Основні поняття
HDFE enables decodable and sample invariant encoding of continuous objects for neural networks.
Анотація
Abstract:
Proposes Hyper-Dimensional Function Encoding (HDFE) for continuous object representation.
Enables neural networks to process continuous objects without training.
Introduction:
Describes challenges of continuous object learning and desired framework properties.
Data Extraction:
"HDFE serves as an interface for processing continuous objects."
"HDFE does not require any training and maps objects into an organized embedding space."
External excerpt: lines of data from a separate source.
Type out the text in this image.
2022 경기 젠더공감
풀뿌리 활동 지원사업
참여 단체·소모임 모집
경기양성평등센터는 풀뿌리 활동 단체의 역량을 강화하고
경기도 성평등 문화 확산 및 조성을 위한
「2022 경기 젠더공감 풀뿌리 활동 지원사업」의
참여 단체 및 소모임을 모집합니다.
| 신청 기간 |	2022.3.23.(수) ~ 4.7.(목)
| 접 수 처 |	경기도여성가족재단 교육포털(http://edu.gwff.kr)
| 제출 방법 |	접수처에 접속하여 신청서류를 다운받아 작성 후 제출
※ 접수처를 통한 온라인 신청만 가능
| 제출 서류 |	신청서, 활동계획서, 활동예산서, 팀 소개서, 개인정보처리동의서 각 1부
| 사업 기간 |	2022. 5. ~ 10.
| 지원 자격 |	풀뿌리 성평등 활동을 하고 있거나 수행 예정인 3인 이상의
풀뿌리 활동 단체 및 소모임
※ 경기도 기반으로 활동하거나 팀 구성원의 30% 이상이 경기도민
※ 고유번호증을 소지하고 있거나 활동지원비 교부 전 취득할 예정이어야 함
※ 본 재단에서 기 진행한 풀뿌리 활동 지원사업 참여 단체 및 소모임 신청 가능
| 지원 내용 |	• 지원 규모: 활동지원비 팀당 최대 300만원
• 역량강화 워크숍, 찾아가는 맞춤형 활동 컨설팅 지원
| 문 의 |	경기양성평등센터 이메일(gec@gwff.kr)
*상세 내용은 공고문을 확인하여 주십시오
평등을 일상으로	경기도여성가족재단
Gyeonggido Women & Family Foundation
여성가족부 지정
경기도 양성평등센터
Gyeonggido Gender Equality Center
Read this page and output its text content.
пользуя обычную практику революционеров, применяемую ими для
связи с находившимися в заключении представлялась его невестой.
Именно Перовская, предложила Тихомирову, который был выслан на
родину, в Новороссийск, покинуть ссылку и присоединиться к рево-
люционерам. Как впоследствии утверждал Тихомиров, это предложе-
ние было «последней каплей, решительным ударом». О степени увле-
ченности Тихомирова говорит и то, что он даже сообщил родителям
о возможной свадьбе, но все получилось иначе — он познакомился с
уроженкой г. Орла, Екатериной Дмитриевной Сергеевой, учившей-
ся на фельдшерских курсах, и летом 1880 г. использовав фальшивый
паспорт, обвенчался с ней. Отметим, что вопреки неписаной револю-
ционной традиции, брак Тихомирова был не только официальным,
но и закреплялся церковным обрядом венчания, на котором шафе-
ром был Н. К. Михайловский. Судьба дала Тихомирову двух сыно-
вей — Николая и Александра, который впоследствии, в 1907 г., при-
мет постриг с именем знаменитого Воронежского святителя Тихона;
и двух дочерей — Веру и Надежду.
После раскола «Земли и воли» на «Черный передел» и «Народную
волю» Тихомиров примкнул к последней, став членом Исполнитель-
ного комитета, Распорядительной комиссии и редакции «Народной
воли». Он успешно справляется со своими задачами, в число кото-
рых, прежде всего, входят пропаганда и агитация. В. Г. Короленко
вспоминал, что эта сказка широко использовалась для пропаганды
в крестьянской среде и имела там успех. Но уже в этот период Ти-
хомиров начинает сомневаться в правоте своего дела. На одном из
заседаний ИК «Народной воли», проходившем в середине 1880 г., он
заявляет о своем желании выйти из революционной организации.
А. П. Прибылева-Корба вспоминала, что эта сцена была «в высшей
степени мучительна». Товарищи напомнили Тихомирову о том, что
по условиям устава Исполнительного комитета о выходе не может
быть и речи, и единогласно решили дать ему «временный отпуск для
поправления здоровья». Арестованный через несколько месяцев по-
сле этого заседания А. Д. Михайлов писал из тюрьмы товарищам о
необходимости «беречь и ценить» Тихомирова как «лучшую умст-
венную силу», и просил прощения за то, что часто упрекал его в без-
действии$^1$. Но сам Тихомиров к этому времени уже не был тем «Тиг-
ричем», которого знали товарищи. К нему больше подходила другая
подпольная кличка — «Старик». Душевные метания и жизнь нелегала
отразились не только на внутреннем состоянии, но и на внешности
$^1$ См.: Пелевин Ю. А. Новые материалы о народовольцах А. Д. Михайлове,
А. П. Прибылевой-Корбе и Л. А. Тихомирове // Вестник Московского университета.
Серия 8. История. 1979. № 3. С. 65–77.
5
Explicit Function Encoding:
HDFE encodes explicit functions by mapping samples to a high-dimensional space.
Implicit Function Encoding:
Generalizes HDFE to implicit functions for encoding.
Vector-Valued Function Encoding:
Establishes a theoretical framework for encoding continuous functions practically.
Properties of HDFE:
HDFE is sample invariant, decodable, and isometric.
Experiment:
Applies HDFE to PDE solving and surface normal estimation tasks, outperforming baselines.
Related Work:
Compares HDFE with mesh-grid-based and sparse frameworks.
Conclusion:
HDFE shows strong applicability in low-dimensional inputs and complements PointNet-based architectures.
Статистика
"HDFE는 연속 객체를 처리하기 위한 인터페이스 역할을 합니다."
"HDFE는 어떤 훈련도 필요로 하지 않고 객체를 조직화된 임베딩 공간으로 매핑합니다."
Цитати
"HDFE serves as an interface for processing continuous objects."
"HDFE does not require any training and maps objects into an organized embedding space."